Ann R Coll Surg Engl. 2018 Apr 25:1-5. doi: 10.1308/rcsann.2018.0067. [Epub ahead
of print

Introduction There is a known correlation between anaerobic threshold (AT) during
cardiopulmonary exercise testing and development of cardiopulmonary complications
in high-risk patients undergoing oesophagogastric cancer surgery. This study
aimed to assess the value of routine retesting following neoadjuvant

Methods Patients undergoing neoadjuvant chemotherapy with
subsequent oesophagogastric cancer surgery with pre- and post-neoadjuvant
chemotherapy cardiopulmonary exercise data were identified from a prospectively
maintained database. Measured cardiopulmonary exercise variables included AT and
maximum oxygen uptake at peak exercise (VO2 peak). Anaerobic threshold values
within 1 ml/kg/minute were considered static. Patients were grouped into AT
ranges of less than 9 ml/kg/minute, 9-11 ml/kg/minute and greater than 11
ml/kg/minute. Outcome measures were unplanned intensive care stay, postoperative
cardiovascular morbidity and mortality.

Results Between May 2008 and August 2017,
42 patients from 675 total resections were identified, with a mean age of 65
years (range 49-84 years).
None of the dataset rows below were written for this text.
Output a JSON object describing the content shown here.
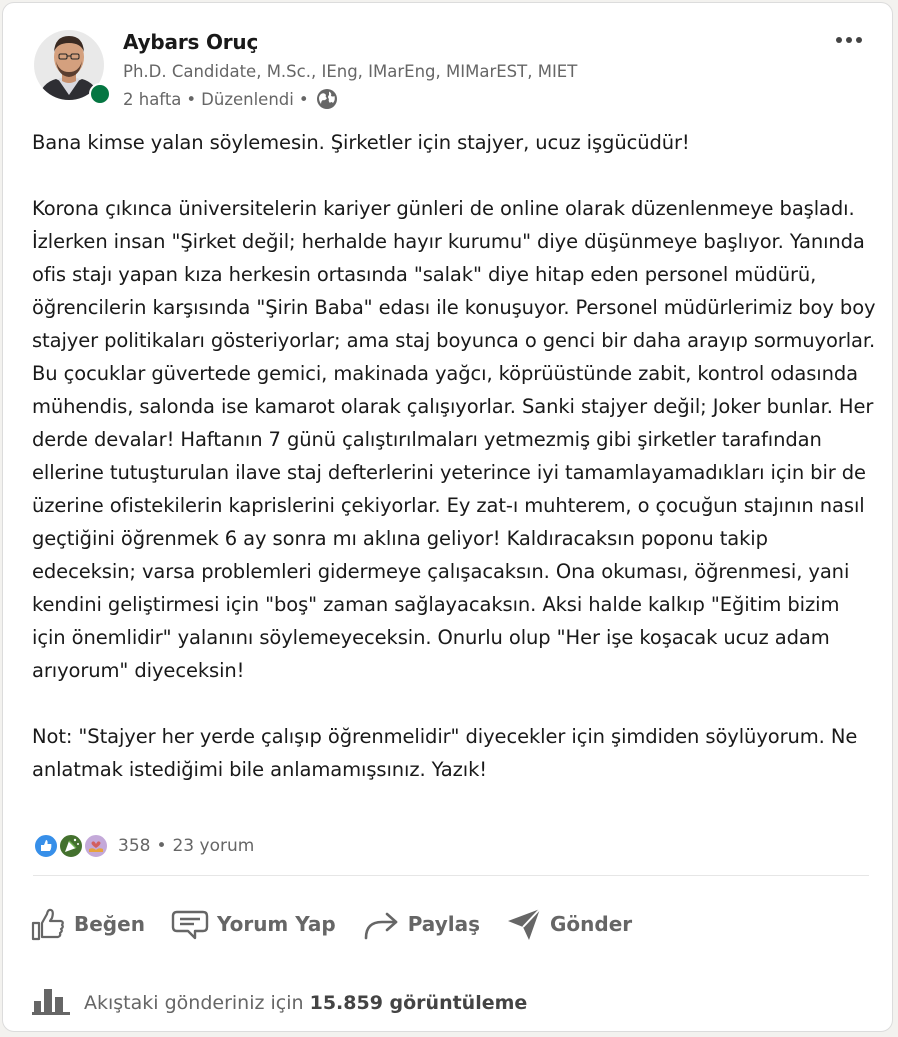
{
  "post": {
    "author": {
      "name": "Aybars Oruç",
      "headline": "Ph.D. Candidate, M.Sc., IEng, IMarEng, MIMarEST, MIET",
      "time": "2 hafta",
      "edited": "Düzenlendi",
      "separator": "•",
      "visibility_icon": "globe-icon",
      "presence_color": "#057642"
    },
    "more_icon": "ellipsis-icon",
    "body": {
      "p1": "Bana kimse yalan söylemesin. Şirketler için stajyer, ucuz işgücüdür!",
      "p2": "Korona çıkınca üniversitelerin kariyer günleri de online olarak düzenlenmeye başladı. İzlerken insan \"Şirket değil; herhalde hayır kurumu\" diye düşünmeye başlıyor. Yanında ofis stajı yapan kıza herkesin ortasında \"salak\" diye hitap eden personel müdürü, öğrencilerin karşısında \"Şirin Baba\" edası ile konuşuyor. Personel müdürlerimiz boy boy stajyer politikaları gösteriyorlar; ama staj boyunca o genci bir daha arayıp sormuyorlar. Bu çocuklar güvertede gemici, makinada yağcı, köprüüstünde zabit, kontrol odasında mühendis, salonda ise kamarot olarak çalışıyorlar. Sanki stajyer değil; Joker bunlar. Her derde devalar! Haftanın 7 günü çalıştırılmaları yetmezmiş gibi şirketler tarafından ellerine tutuşturulan ilave staj defterlerini yeterince iyi tamamlayamadıkları için bir de üzerine ofistekilerin kaprislerini çekiyorlar. Ey zat-ı muhterem, o çocuğun stajının nasıl geçtiğini öğrenmek 6 ay sonra mı aklına geliyor! Kaldıracaksın poponu takip edeceksin; varsa problemleri gidermeye çalışacaksın. Ona okuması, öğrenmesi, yani kendini geliştirmesi için \"boş\" zaman sağlayacaksın. Aksi halde kalkıp \"Eğitim bizim için önemlidir\" yalanını söylemeyeceksin. Onurlu olup \"Her işe koşacak ucuz adam arıyorum\" diyeceksin!",
      "p3": "Not: \"Stajyer her yerde çalışıp öğrenmelidir\" diyecekler için şimdiden söylüyorum. Ne anlatmak istediğimi bile anlamamışsınız. Yazık!"
    },
    "social": {
      "reactions": [
        "like-reaction-icon",
        "celebrate-reaction-icon",
        "support-reaction-icon"
      ],
      "reaction_count": "358",
      "separator": "•",
      "comments": "23 yorum"
    },
    "actions": {
      "like": "Beğen",
      "comment": "Yorum Yap",
      "share": "Paylaş",
      "send": "Gönder"
    },
    "views": {
      "prefix": "Akıştaki gönderiniz için",
      "count": "15.859 görüntüleme"
    }
  }
}
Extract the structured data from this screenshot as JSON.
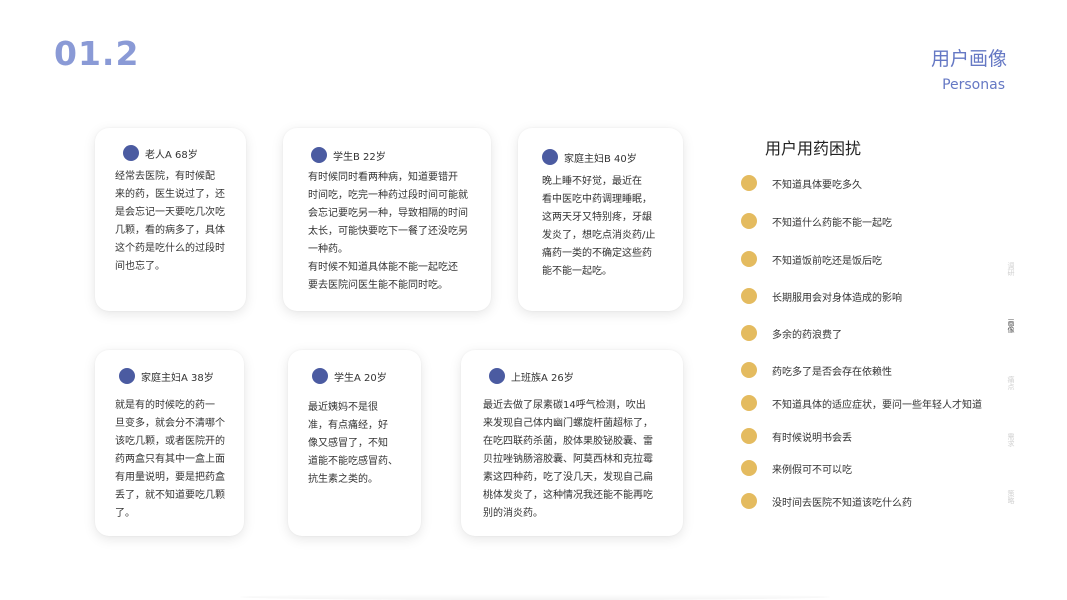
{
  "header": {
    "section_number": "01.2",
    "title": "用户画像",
    "subtitle": "Personas"
  },
  "personas": [
    {
      "name": "老人A  68岁",
      "text": "    经常去医院，有时候配\n来的药，医生说过了，还\n是会忘记一天要吃几次吃\n几颗，看的病多了，具体\n这个药是吃什么的过段时\n间也忘了。"
    },
    {
      "name": "学生B 22岁",
      "text": "    有时候同时看两种病，知道要错开\n时间吃，吃完一种药过段时间可能就\n会忘记要吃另一种，导致相隔的时间\n太长，可能快要吃下一餐了还没吃另\n一种药。\n    有时候不知道具体能不能一起吃还\n要去医院问医生能不能同时吃。"
    },
    {
      "name": "家庭主妇B 40岁",
      "text": "    晚上睡不好觉，最近在\n看中医吃中药调理睡眠，\n这两天牙又特别疼，牙龈\n发炎了，想吃点消炎药/止\n痛药一类的不确定这些药\n能不能一起吃。"
    },
    {
      "name": "家庭主妇A  38岁",
      "text": "    就是有的时候吃的药一\n旦变多，就会分不清哪个\n该吃几颗，或者医院开的\n药两盒只有其中一盒上面\n有用量说明，要是把药盒\n丢了，就不知道要吃几颗\n了。"
    },
    {
      "name": "学生A  20岁",
      "text": "    最近姨妈不是很\n准，有点痛经，好\n像又感冒了，不知\n道能不能吃感冒药、\n抗生素之类的。"
    },
    {
      "name": "上班族A 26岁",
      "text": "    最近去做了尿素碳14呼气检测，吹出\n来发现自己体内幽门螺旋杆菌超标了，\n在吃四联药杀菌，胶体果胶铋胶囊、雷\n贝拉唑钠肠溶胶囊、阿莫西林和克拉霉\n素这四种药，吃了没几天，发现自己扁\n桃体发炎了，这种情况我还能不能再吃\n别的消炎药。"
    }
  ],
  "worries": {
    "title": "用户用药困扰",
    "items": [
      "不知道具体要吃多久",
      "不知道什么药能不能一起吃",
      "不知道饭前吃还是饭后吃",
      "长期服用会对身体造成的影响",
      "多余的药浪费了",
      "药吃多了是否会存在依赖性",
      "不知道具体的适应症状，要问一些年轻人才知道",
      "有时候说明书会丢",
      "来例假可不可以吃",
      "没时间去医院不知道该吃什么药"
    ]
  },
  "side_nav": [
    "调研",
    "画像",
    "痛点",
    "需求",
    "策略"
  ],
  "colors": {
    "accent": "#6578c4",
    "persona_dot": "#4b5ba1",
    "worry_dot": "#e4bb5f"
  }
}
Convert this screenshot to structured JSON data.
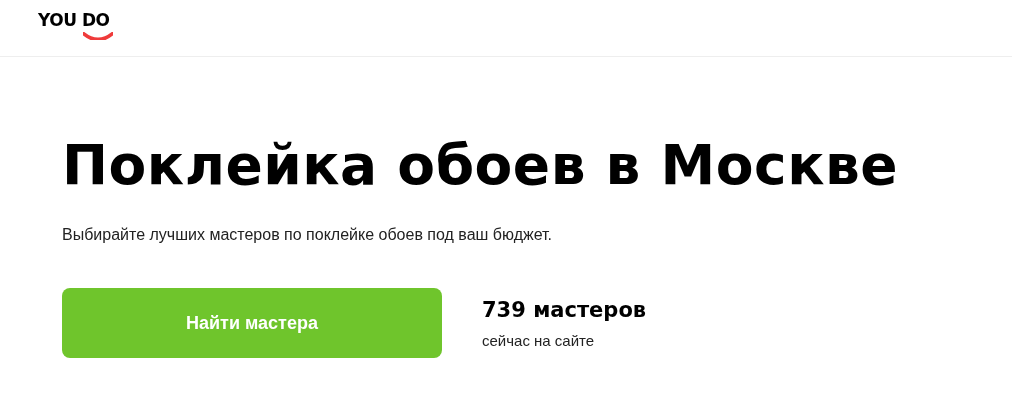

Mean pre-neoadjuvant chemotherapy AT was 11.07
ml/kg/minute (standard deviation, SD, 3.24 ml/kg/minute, range 4.6-19.3
ml/kg/minute) while post-neoadjuvant chemotherapy AT was 11.19 ml/kg/minute (SD
3.05 ml/kg/minute, range 5.2-18.1 ml/kg/minute). Mean pre-neoadjuvant
chemotherapy VO2 peak was 17.13 ml/kg/minute, while post-chemotherapy this mean
fell to 16.59 ml/kg/minute. Some 44.4% of patients with a pre-chemotherapy AT
less than 9 ml/kg/minute developed cardiorespiratory complications compared with
42.2% of those whose AT was greater than 9 ml/kg/minute (P = 0.914); 63.6% of
patients in the post-neoadjuvant chemotherapy group with an AT less than 9
ml/kg/minute developed cardiorespiratory complications. There was no correlation
between direction of change in AT and outcome.

Conclusion In our patient
population, neoadjuvant chemotherapy does not appear to result in a significant
mean reduction in cardiorespiratory fitness. Routine pre- and post-neoadjuvant
chemotherapy cardiopulmonary exercise testing is currently not indicated;
however, larger studies are required to demonstrate this conclusively.